Financial institutions are largely susceptible to internal fraud, especially during a recession, experts say. And because of legacy system constraints, the actual severity of internal fraud is likely worse than what financial institutions publicize, according to independent research and advisory firm Aite Group in Boston.
A new Aite Group report, "Internal Fraud: The Devil Within," which is based on a recent survey with 35 financial institution fraud and product executives in the U.S. and Canada, finds that internal fraud accounts for an average of 4% of all financial institution fraud losses, and more than half of the financial institutions surveyed report that internal fraud accounts for between 5% and 10% of their fraud losses.
Researchers warn these statistics are likely an underestimation of the truth.
"We discovered that internal fraud remains a serious issue that results in significant hard-dollar losses, regulatory actions and damage to a firm's financial brand," report author and analyst Julie Conroy McNelley said. "Internal fraud is likely worse than the official statistics indicate, as fraud losses are usually assigned by cost center, and the employee involvement in the loss is not recorded."
Regardless of how rampant internal fraud really is, financial institutions don't foresee it disappearing any time soon. A full 60% of those surveyed said they expect internal fraud to hold steady over the next three years, and 40% expect it to increase by 2014.
"Financial institution executives believe that internal fraud will only worsen, even as more technology solutions are deployed against it," McNelley said.
According to Aite Group, internal fraud (committed by a financial institution employee or contractor) falls into one of three classifications: stealing from the financial institution, stealing from a customer and abusing one's position.
Aite Group found that negotiable item fraud, which is classified as customer theft and defined as "perpetrating fraud on a customer account by means of official check, money order, business check or personal check," was the most prevalent type of internal fraud, accounting for 29% of internal fraud losses. Trailing closely behind is card fraud, which can be classified as customer or financial institution theft and accounts for 23% of all internal fraud losses.
How can financial institutions fight this growing problem? Just as with combating external fraud, a layered approach is key, McNelley said.
First, perform a comprehensive screening of each potential employee, which may include a criminal background check, a credit check, application data verification and a drug test. Aite Group points out that recent legislation prohibits employers from performing job applicant credit checks in some states and recommends financial institutions closely monitor emerging credit check regulations.

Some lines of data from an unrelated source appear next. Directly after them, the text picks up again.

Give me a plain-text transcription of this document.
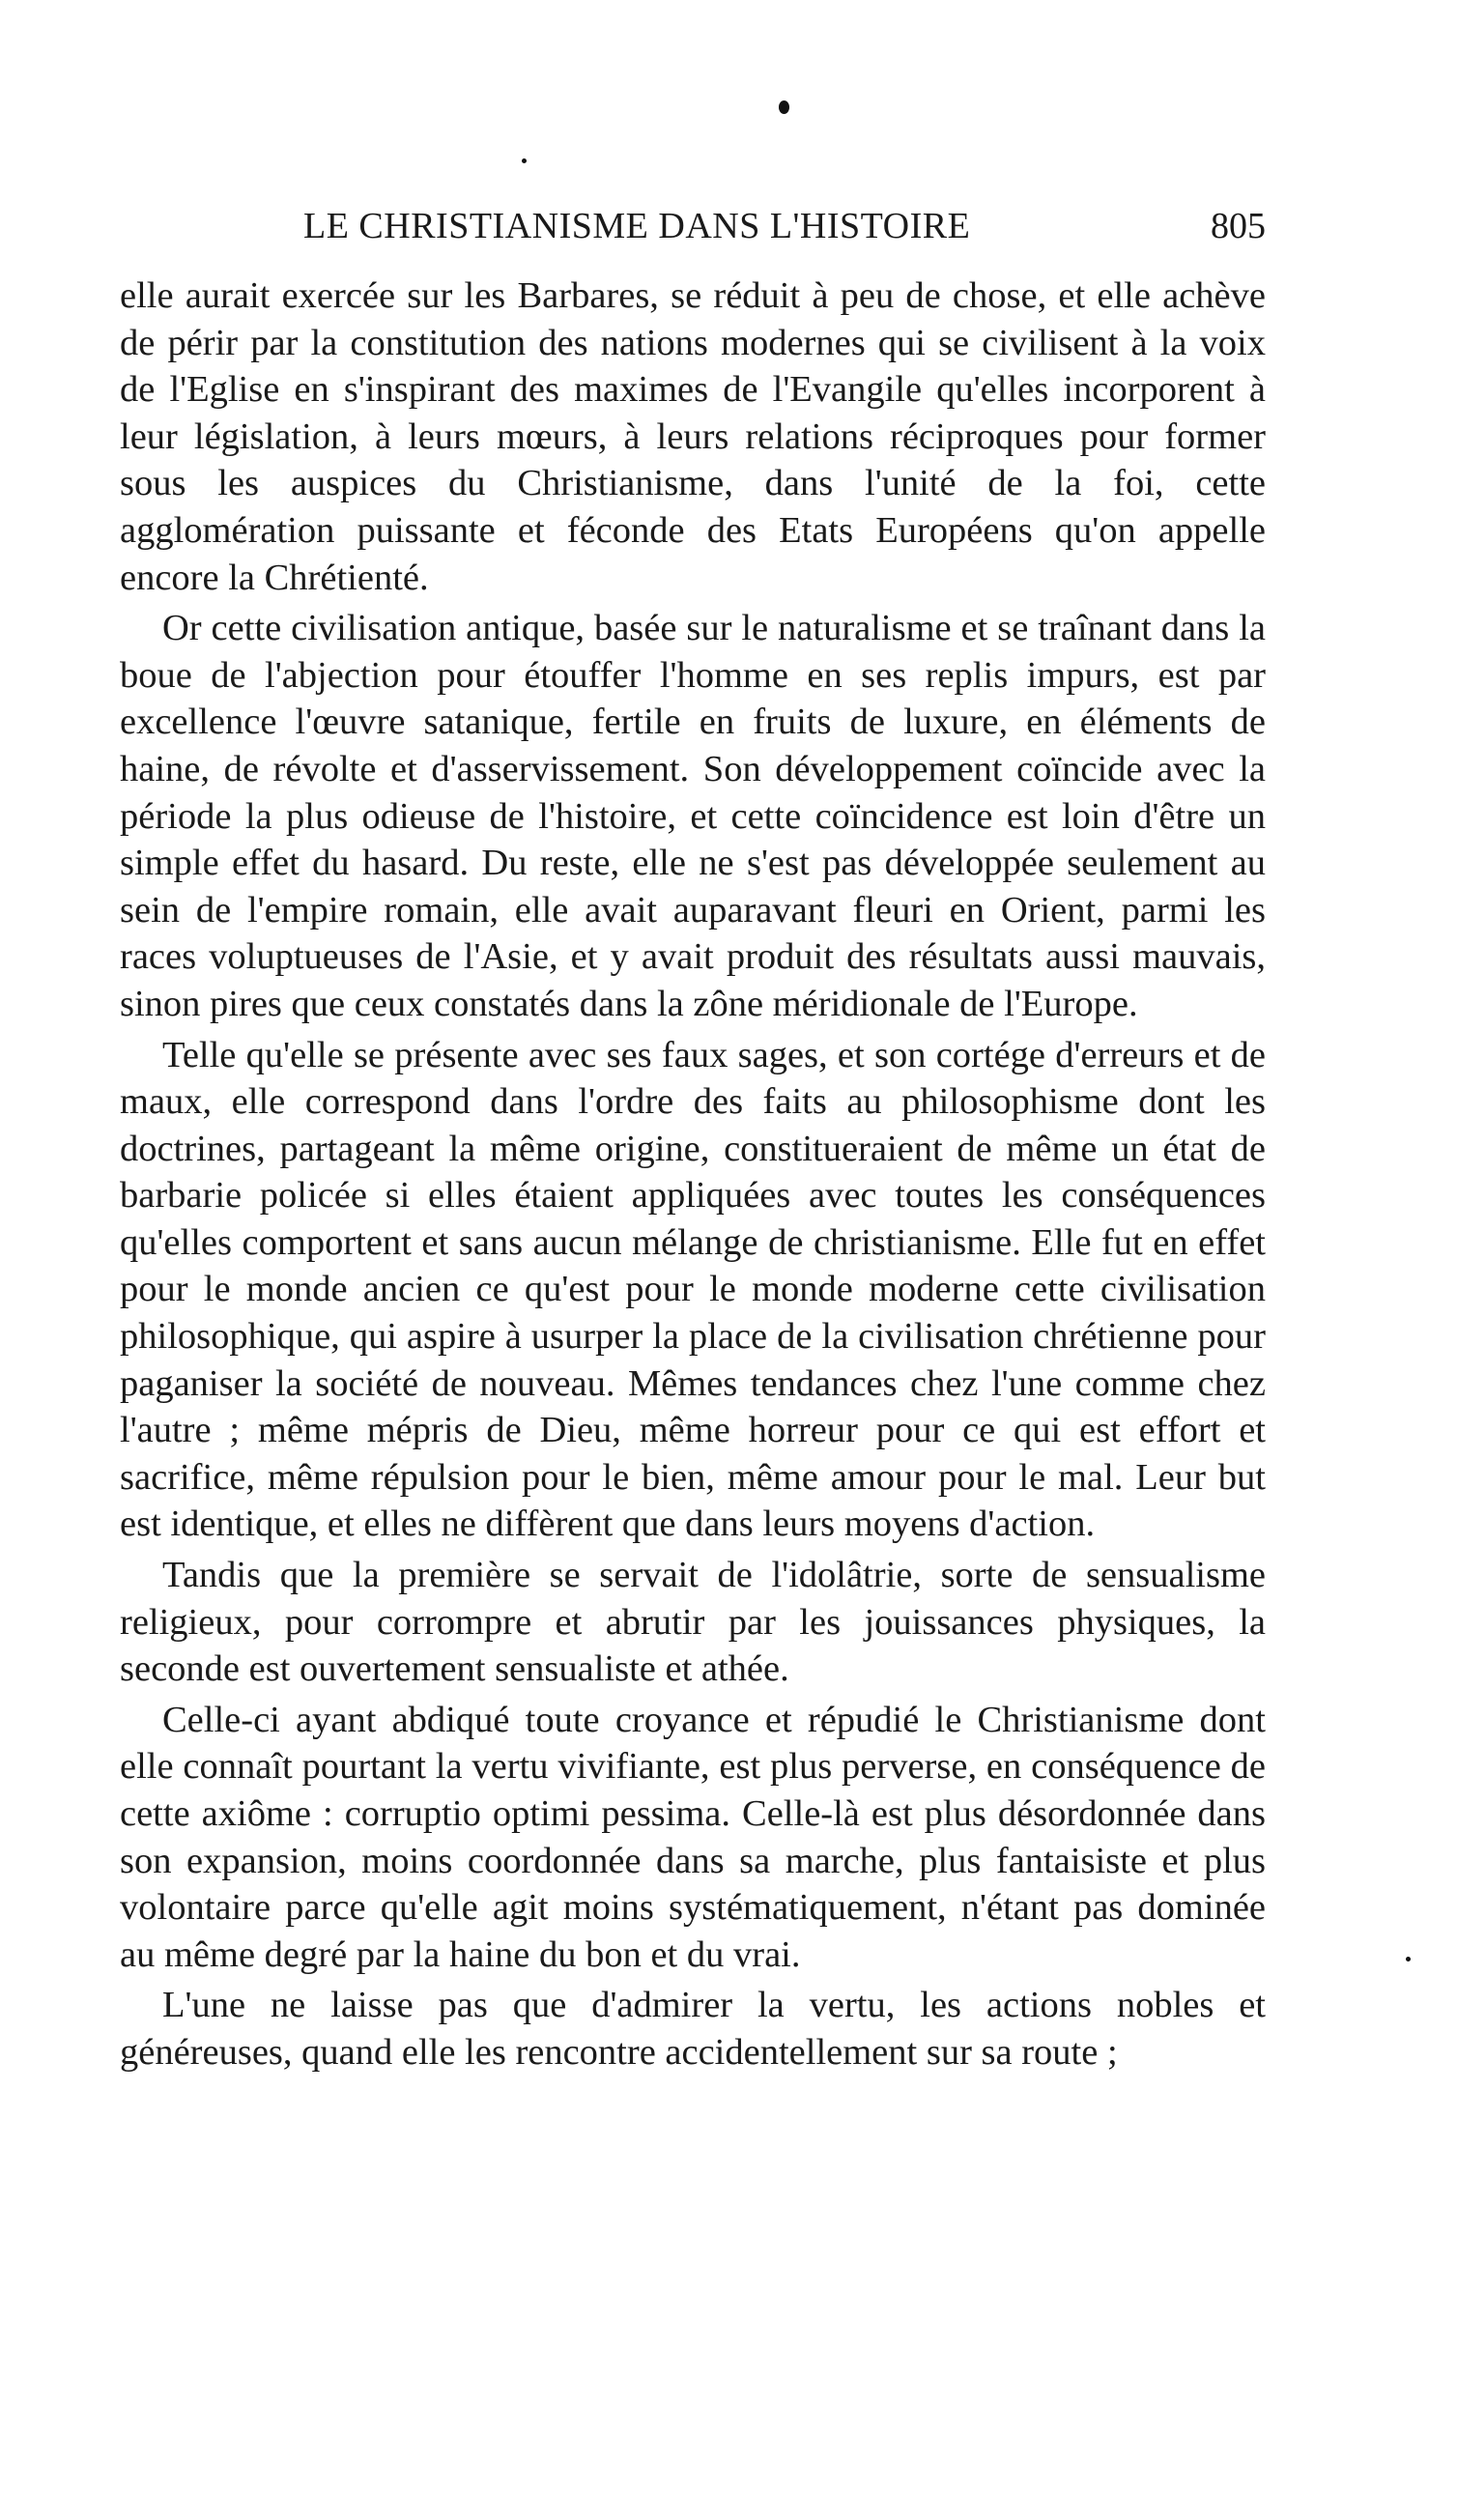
LE CHRISTIANISME DANS L'HISTOIRE	805

elle aurait exercée sur les Barbares, se réduit à peu de chose, et elle achève de périr par la constitution des nations modernes qui se civilisent à la voix de l'Eglise en s'inspirant des maximes de l'Evangile qu'elles incorporent à leur législation, à leurs mœurs, à leurs relations réciproques pour former sous les auspices du Christianisme, dans l'unité de la foi, cette agglomération puissante et féconde des Etats Européens qu'on appelle encore la Chrétienté.

Or cette civilisation antique, basée sur le naturalisme et se traînant dans la boue de l'abjection pour étouffer l'homme en ses replis impurs, est par excellence l'œuvre satanique, fertile en fruits de luxure, en éléments de haine, de révolte et d'asservissement. Son développement coïncide avec la période la plus odieuse de l'histoire, et cette coïncidence est loin d'être un simple effet du hasard. Du reste, elle ne s'est pas développée seulement au sein de l'empire romain, elle avait auparavant fleuri en Orient, parmi les races voluptueuses de l'Asie, et y avait produit des résultats aussi mauvais, sinon pires que ceux constatés dans la zône méridionale de l'Europe.

Telle qu'elle se présente avec ses faux sages, et son cortége d'erreurs et de maux, elle correspond dans l'ordre des faits au philosophisme dont les doctrines, partageant la même origine, constitueraient de même un état de barbarie policée si elles étaient appliquées avec toutes les conséquences qu'elles comportent et sans aucun mélange de christianisme. Elle fut en effet pour le monde ancien ce qu'est pour le monde moderne cette civilisation philosophique, qui aspire à usurper la place de la civilisation chrétienne pour paganiser la société de nouveau. Mêmes tendances chez l'une comme chez l'autre ; même mépris de Dieu, même horreur pour ce qui est effort et sacrifice, même répulsion pour le bien, même amour pour le mal. Leur but est identique, et elles ne diffèrent que dans leurs moyens d'action.

Tandis que la première se servait de l'idolâtrie, sorte de sensualisme religieux, pour corrompre et abrutir par les jouissances physiques, la seconde est ouvertement sensualiste et athée.

Celle-ci ayant abdiqué toute croyance et répudié le Christianisme dont elle connaît pourtant la vertu vivifiante, est plus perverse, en conséquence de cette axiôme : corruptio optimi pessima. Celle-là est plus désordonnée dans son expansion, moins coordonnée dans sa marche, plus fantaisiste et plus volontaire parce qu'elle agit moins systématiquement, n'étant pas dominée au même degré par la haine du bon et du vrai.

L'une ne laisse pas que d'admirer la vertu, les actions nobles et généreuses, quand elle les rencontre accidentellement sur sa route ;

Since many internal fraud cases are not prosecuted (reputation risk and litigation expenses are often to blame), background screenings do not always pinpoint potential fraudsters. Aite Group recommends that in addition to background screening, financial institutions consider accessing the Internal Fraud Protection Service database hosted by Early Warning Services.
The database contains identity information for roughly 12,000 employees who perpetuated fraud, a list contributed by participating financial institutions. However, only chartered financial institutions can currently participate, and Aite Group believes Early Warning Services should expand its pool.
"Alternative payment providers and other FSIs that don't currently qualify for participation have significant levels of internal fraud, and could benefit from the solution while providing value to the existing participant base," McNelley said.
Finally, Aite Group recommends financial institutions invest in analytic software that monitors employee behavior and activity. The report said 20% of surveyed financial institutions currently employ an enterprise-level employee monitoring system, and more than half plan to implement one within three years.
McNelley added that small and mid-sized financial institutions should go to their technology vendors for access to an internal fraud solution.
In addition to this three-layer strategy, financial institutions might also consider using vendor services designed to help prevent internal fraud, such as device fingerprinting, employee identity verification screening and "hot lists" of known fraudsters. Company policy and procedure implementation can also keep internal fraud at bay and is often a small financial institution's only line of defense, McNelley's report said.
These internal controls may include separating employee duties, implementing data and system access controls and cutting off system access for terminated employees.
"Financial services firms need to examine their current internal fraud prevention environment and determine what can be done to bolster it," McNelley said. "As competitors build more robust defenses, fraudsters will migrate to the path of least resistance."